A comparative study of the diseases of the western division of the continent would, I should say, repay a scientific doctor, if he survived. The material he would have to deal with would be enormous, and in addition to the history of haematuric he would be confronted with the problem of the form of fever which seems to be a recent addition to West African afflictions, the so-called typhoid malaria, which of late years has come into the Rivers, and apparently come to stay. This fever is, I may remark, practically unknown at present in the South-West Coast regions where the "sun for garbage" plan is adhered to. At present the treatment of all white man's diseases on the Coast practically consists in the treatment of malaria, because whatever disease a person gets hold of takes on a malarial type which masks its true nature. Why, I knew a gentleman who had as fine an attack of the smallpox as any one would not wish to have, and who for days behaved as if he had remittent, and then burst out into the characteristic eruption; and only got all his earthly possessions burnt, and no end of carbolic acid dressings for his pains.

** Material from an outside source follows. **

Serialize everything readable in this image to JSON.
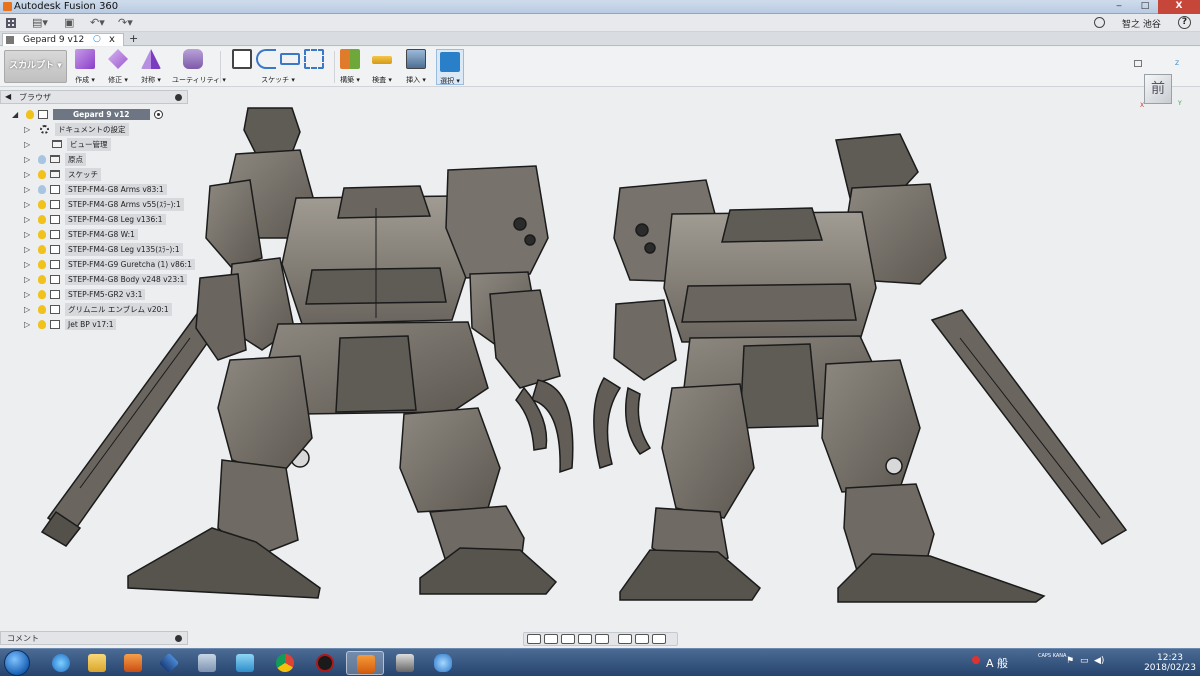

I do not suppose this does much harm, as the malaria is the main thing that wants curing; unless Dr. Plehn is right and quinine is bad in haematuria. His success in dealing with this fever seems to support his opinion; and the French doctors on the Coast, who dose it heavily with quinine, have certainly a very heavy percentage of mortality among their patients with the haematuric, although in the other forms of malarial fever they very rarely lose a patient.

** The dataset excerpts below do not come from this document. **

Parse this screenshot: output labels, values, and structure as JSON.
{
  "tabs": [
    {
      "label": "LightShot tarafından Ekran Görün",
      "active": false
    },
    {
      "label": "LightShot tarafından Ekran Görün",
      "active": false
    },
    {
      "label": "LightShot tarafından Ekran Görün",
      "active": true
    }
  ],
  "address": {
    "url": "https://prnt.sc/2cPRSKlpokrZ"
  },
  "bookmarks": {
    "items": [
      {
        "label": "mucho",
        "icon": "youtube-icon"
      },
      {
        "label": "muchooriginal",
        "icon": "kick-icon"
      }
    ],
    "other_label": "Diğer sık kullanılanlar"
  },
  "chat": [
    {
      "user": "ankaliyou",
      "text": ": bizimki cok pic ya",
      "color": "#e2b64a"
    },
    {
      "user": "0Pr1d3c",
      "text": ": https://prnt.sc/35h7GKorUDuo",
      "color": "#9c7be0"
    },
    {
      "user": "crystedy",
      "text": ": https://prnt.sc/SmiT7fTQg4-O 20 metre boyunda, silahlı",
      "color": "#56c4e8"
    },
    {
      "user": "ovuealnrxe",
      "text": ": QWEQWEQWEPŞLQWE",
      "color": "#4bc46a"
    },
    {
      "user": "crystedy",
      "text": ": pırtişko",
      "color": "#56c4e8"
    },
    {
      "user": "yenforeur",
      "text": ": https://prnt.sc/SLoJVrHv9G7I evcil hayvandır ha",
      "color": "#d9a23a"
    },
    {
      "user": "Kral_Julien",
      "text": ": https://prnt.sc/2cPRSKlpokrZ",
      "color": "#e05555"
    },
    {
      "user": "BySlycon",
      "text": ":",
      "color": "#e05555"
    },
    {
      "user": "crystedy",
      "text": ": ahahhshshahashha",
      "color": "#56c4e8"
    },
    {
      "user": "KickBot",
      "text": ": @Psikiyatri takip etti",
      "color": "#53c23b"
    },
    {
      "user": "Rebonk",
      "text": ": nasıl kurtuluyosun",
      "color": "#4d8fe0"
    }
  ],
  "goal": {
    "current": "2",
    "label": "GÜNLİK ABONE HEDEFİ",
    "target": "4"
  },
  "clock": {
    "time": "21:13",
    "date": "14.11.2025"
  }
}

But to return to those preventive measures, and having done what we can with the air, we will turn our attention to the drinking water, for in addition to malarial microbes the drinking and washing water of West Africa is liable to contain dermazoic and entozoic organisms, and if you don't take care you will get from it into your anatomy Tinea versicolor, Tinea decalvans, Tinea circinata, Tinea sycosis, Tinea favosa, or some other member of that wretched family, let alone being nearly certain to import Trichocephalus dispar, Ascaris lumbricoides, Oxyuris vermicularis, and eight varieties of nematodes, each of them with an awful name of its own, and unpleasant consequences to you, and, lastly, a peculiar abomination, a Filaria. This is not, what its euphonious name may lead you to suppose, a fern, but it is a worm which gets into the white of the eye and leads there a lively existence, causing distressing itching, throbbing and pricking sensations, not affecting the sight until it happens to set up inflammation. I have seen the eyes of natives simply swarming with these Filariae. A curious thing about the disease is that it usually commences in one eye, and when that becomes over-populated an emigration society sets out for the other eye, travelling thither under the skin of the bridge of the nose, looking while in transit like the bridge of a pair of spectacles. A similar, but not identical, worm is fairly common on the Ogowe, and is liable to get under the epidermis of any part of the body. Like the one affecting the eye it is very active in its movements, passing rapidly about under the skin and producing terrible pricking and itching, but very trifling inflammation in those cases which I have seen. The treatment consists of getting the thing out, and the thing to be careful of is to get it out whole, for if any part of it is left in, suppuration sets in, so even if you are personally convinced you have got it out successfully it is just as well to wash out the wound with carbolic or Condy's fluid. The most frequent sufferers from these Filariae are the natives, but white people do get them.

Do not confuse this Filaria with the Guinea worm, Filaria medinensis, which runs up to ten and twelve feet in length, and whose habits are different. It is more sedentary, but it is in the drinking water inside small crustacea (cyclops). It appears commonly in its human host's leg, and rapidly grows, curled round and round like a watch-spring, showing raised under the skin.